The movie version of the book had its Middle East premier here recently during DIFF and after a mad dash from work through crazy traffic and what not, I managed to get there just in the nick of time.
Pleasant expectations of sitting through a screening involving lots of buttered popcorn, wads of tissue to dry my eyes and the company of friends, were rudely interrupted when I almost tripped face down over a red carpet that went for miles and miles and a gaggle of people who looked like they had just stepped out of the cover of Vogue - dressed in other words, to seriously kill. Yes, I did get the memo asking me to attire myself in "smart casuals" or not bother turning up at all ... and I thought I did myself proud in a resplendent looking embroidered salwar suit people! Clearly not what the organisers had in mind. "Smart" and "Casual" were definitely code words for something else that evening.
Fortunately I had the company of my equally clueless friends and we ducked our way around the (too) well lit red carpet and made for the dark and shadowy corners of the theatre. Not so dark and shadowy as it turned out - the 3 way screen was lit to look like the night sky and it was so pretty that I couldn't care less about my fashion sense or lack thereof!

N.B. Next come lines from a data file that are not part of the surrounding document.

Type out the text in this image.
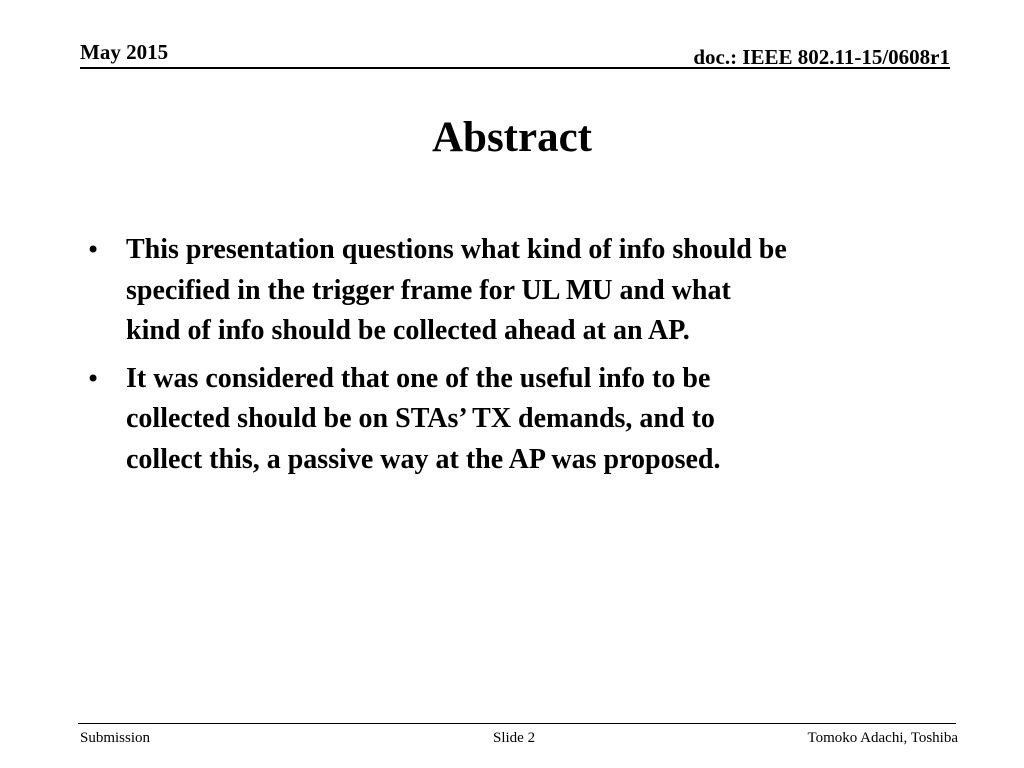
May 2015	doc.: IEEE 802.11-15/0608r1
Abstract
• This presentation questions what kind of info should be
specified in the trigger frame for UL MU and what
kind of info should be collected ahead at an AP.
• It was considered that one of the useful info to be
collected should be on STAs’ TX demands, and to
collect this, a passive way at the AP was proposed.
Submission	Slide 2	Tomoko Adachi, Toshiba
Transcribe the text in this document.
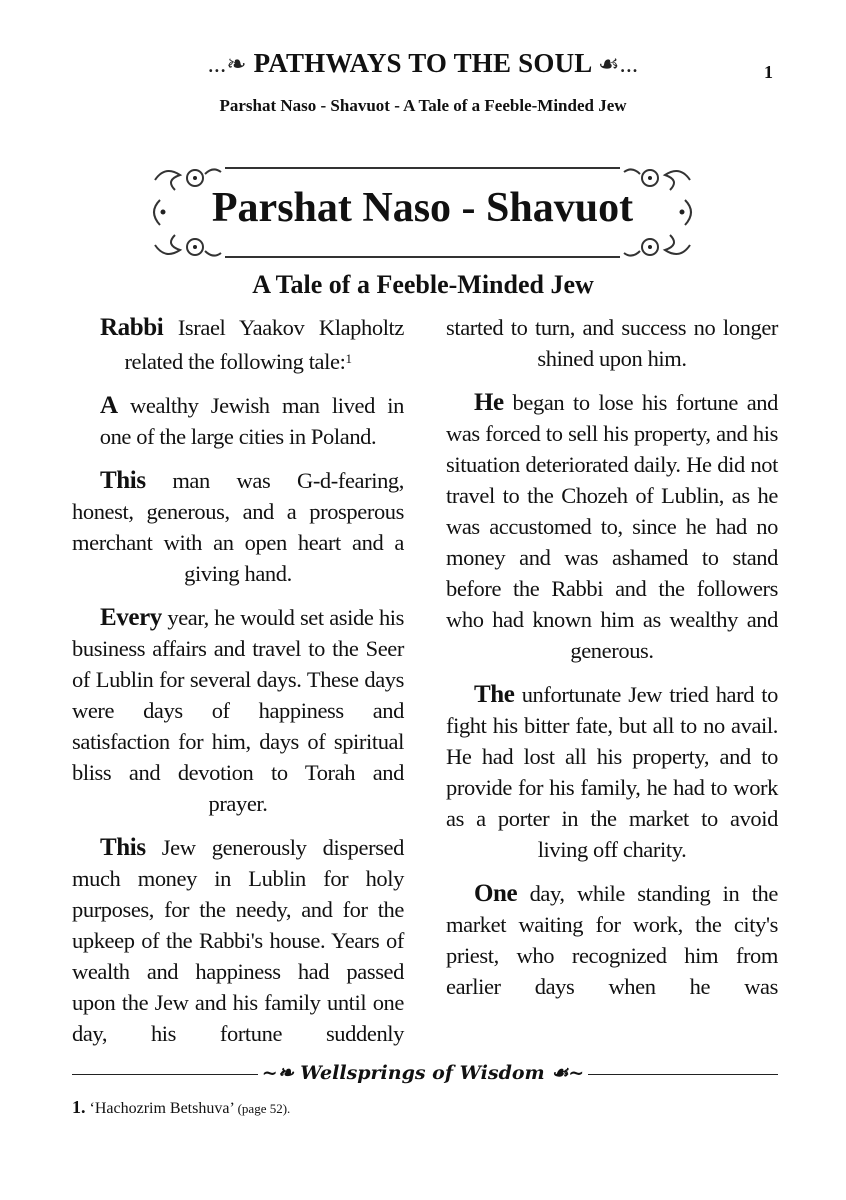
...❧ PATHWAYS TO THE SOUL ☙...	1
Parshat Naso - Shavuot - A Tale of a Feeble-Minded Jew
Parshat Naso - Shavuot
A Tale of a Feeble-Minded Jew

Rabbi Israel Yaakov Klapholtz related the following tale:$^1$

A wealthy Jewish man lived in one of the large cities in Poland.

This man was G-d-fearing, honest, generous, and a prosperous merchant with an open heart and a giving hand.

Every year, he would set aside his business affairs and travel to the Seer of Lublin for several days. These days were days of happiness and satisfaction for him, days of spiritual bliss and devotion to Torah and prayer.

This Jew generously dispersed much money in Lublin for holy purposes, for the needy, and for the upkeep of the Rabbi's house. Years of wealth and happiness had passed upon the Jew and his family until one day, his fortune suddenly

started to turn, and success no longer shined upon him.

He began to lose his fortune and was forced to sell his property, and his situation deteriorated daily. He did not travel to the Chozeh of Lublin, as he was accustomed to, since he had no money and was ashamed to stand before the Rabbi and the followers who had known him as wealthy and generous.

The unfortunate Jew tried hard to fight his bitter fate, but all to no avail. He had lost all his property, and to provide for his family, he had to work as a porter in the market to avoid living off charity.

One day, while standing in the market waiting for work, the city's priest, who recognized him from earlier days when he was

~❧ Wellsprings of Wisdom ☙~
1. ‘Hachozrim Betshuva’ (page 52).
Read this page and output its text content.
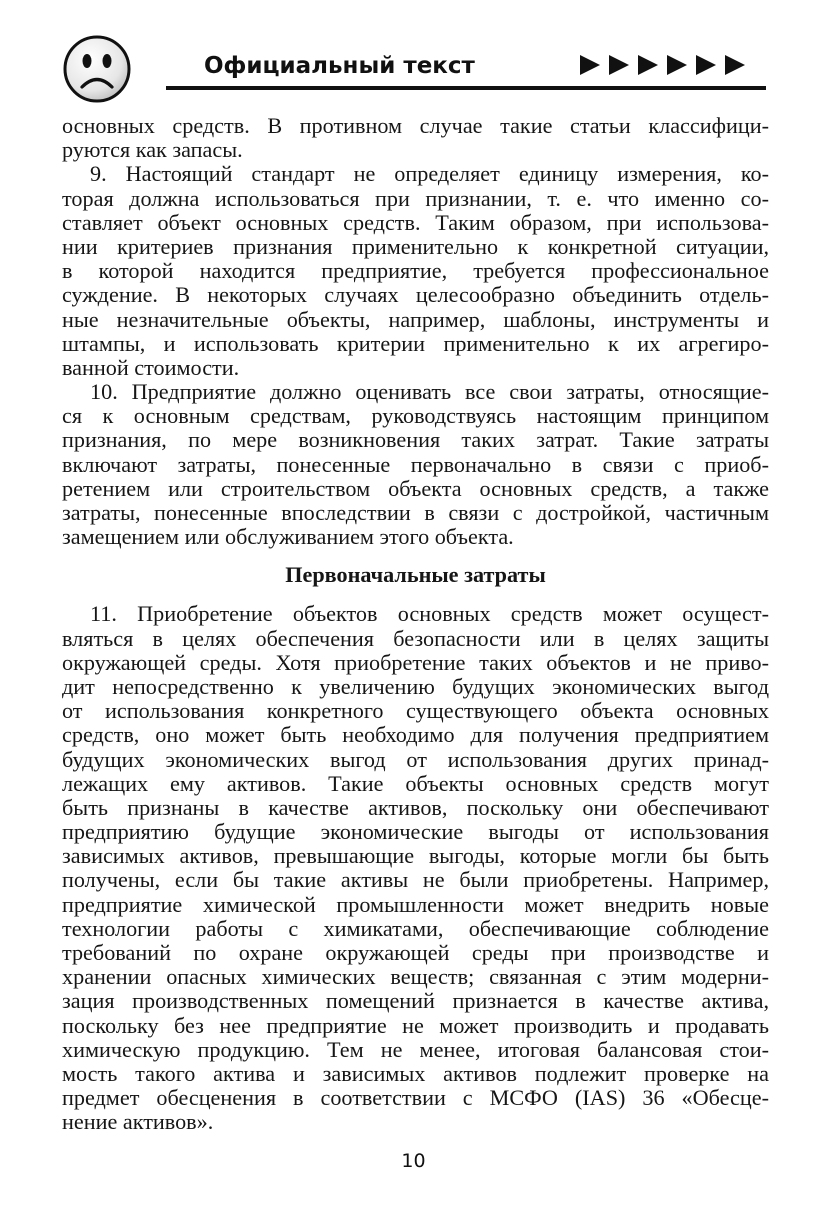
Официальный текст
основных средств. В противном случае такие статьи классифици-
руются как запасы.
9. Настоящий стандарт не определяет единицу измерения, ко-
торая должна использоваться при признании, т. е. что именно со-
ставляет объект основных средств. Таким образом, при использова-
нии критериев признания применительно к конкретной ситуации,
в которой находится предприятие, требуется профессиональное
суждение. В некоторых случаях целесообразно объединить отдель-
ные незначительные объекты, например, шаблоны, инструменты и
штампы, и использовать критерии применительно к их агрегиро-
ванной стоимости.
10. Предприятие должно оценивать все свои затраты, относящие-
ся к основным средствам, руководствуясь настоящим принципом
признания, по мере возникновения таких затрат. Такие затраты
включают затраты, понесенные первоначально в связи с приоб-
ретением или строительством объекта основных средств, а также
затраты, понесенные впоследствии в связи с достройкой, частичным
замещением или обслуживанием этого объекта.
Первоначальные затраты
11. Приобретение объектов основных средств может осущест-
вляться в целях обеспечения безопасности или в целях защиты
окружающей среды. Хотя приобретение таких объектов и не приво-
дит непосредственно к увеличению будущих экономических выгод
от использования конкретного существующего объекта основных
средств, оно может быть необходимо для получения предприятием
будущих экономических выгод от использования других принад-
лежащих ему активов. Такие объекты основных средств могут
быть признаны в качестве активов, поскольку они обеспечивают
предприятию будущие экономические выгоды от использования
зависимых активов, превышающие выгоды, которые могли бы быть
получены, если бы такие активы не были приобретены. Например,
предприятие химической промышленности может внедрить новые
технологии работы с химикатами, обеспечивающие соблюдение
требований по охране окружающей среды при производстве и
хранении опасных химических веществ; связанная с этим модерни-
зация производственных помещений признается в качестве актива,
поскольку без нее предприятие не может производить и продавать
химическую продукцию. Тем не менее, итоговая балансовая стои-
мость такого актива и зависимых активов подлежит проверке на
предмет обесценения в соответствии с МСФО (IAS) 36 «Обесце-
нение активов».
10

I was there to catch a glimpse of Khaled Hosseini if I could and nothing else really mattered.
I didn't get any popcorn (too pedestrian for the DIFF committee no doubt!) but I got to feast my eyes on a very young looking Hosseini up on the dias, looking humble and handsome and letting the stars of the film shine for the evening. Any of you familiar with ME cinema will know that it was a treat to have the likes of Homayoun Ershadi (he plays baba jan) and Khalid Abdalla (of United 93 fame) present in the flesh just before watching their mesmerising performances on screen.
Kite Runner the movie would in my opinion have not been as poignant as it turned out if it hadn't been for the children Mahmoud and Hassan played by Ali Danish Bakhtiyari and Ahmad Khan Mahmoodzada respectively. They have been brought to Dubai to escape possible harrasament in their hometown of Kabul for enacting the controversial scenes stemming from class oppression that left such a mark on those of us who read the book. The movie version of the same scene I am happy to say has been handled with incredible restraint without losing any of its ability to hit hard in the gut. Those children are special, special, special - I could have Ahmad Khan for a son anyday ... watching him play Hassan in the movie will be a benchmark for child performances in my mind henceforth.
Marc Foster has directed a film that takes only the essence of the book without cheating us of a single nuance that made the book what it was in the first place. All the performances are bang on - although if I had to rate the best of them I would say that Baba jan's role played by Ershadi left the most lasting impression.
Every scene in te film has been pared down from the extensive dialogue in the book to paint a very vivid picture of Afghanistan then and now. The part towards the end of the film which shows a woman being stoned to death for adultery was short, brutal and made the point that every once in awhile we need to be shocked out of our complacent worlds and be aware. Human rights are not even words elsewhere in the world.
Off screen I loved watching the interaction between the Afghani kids and the American producers from Dreamworks who were there that night. I am far from being a die-hard romantic but even I could feel the real affection that they seemed to feel for each other. Altogether a special movie premier indeed.
And yes, the kites looked every bit as glorious flying on the big blue screen as I had imagined.
Go an watch this very important film. You won't regret it.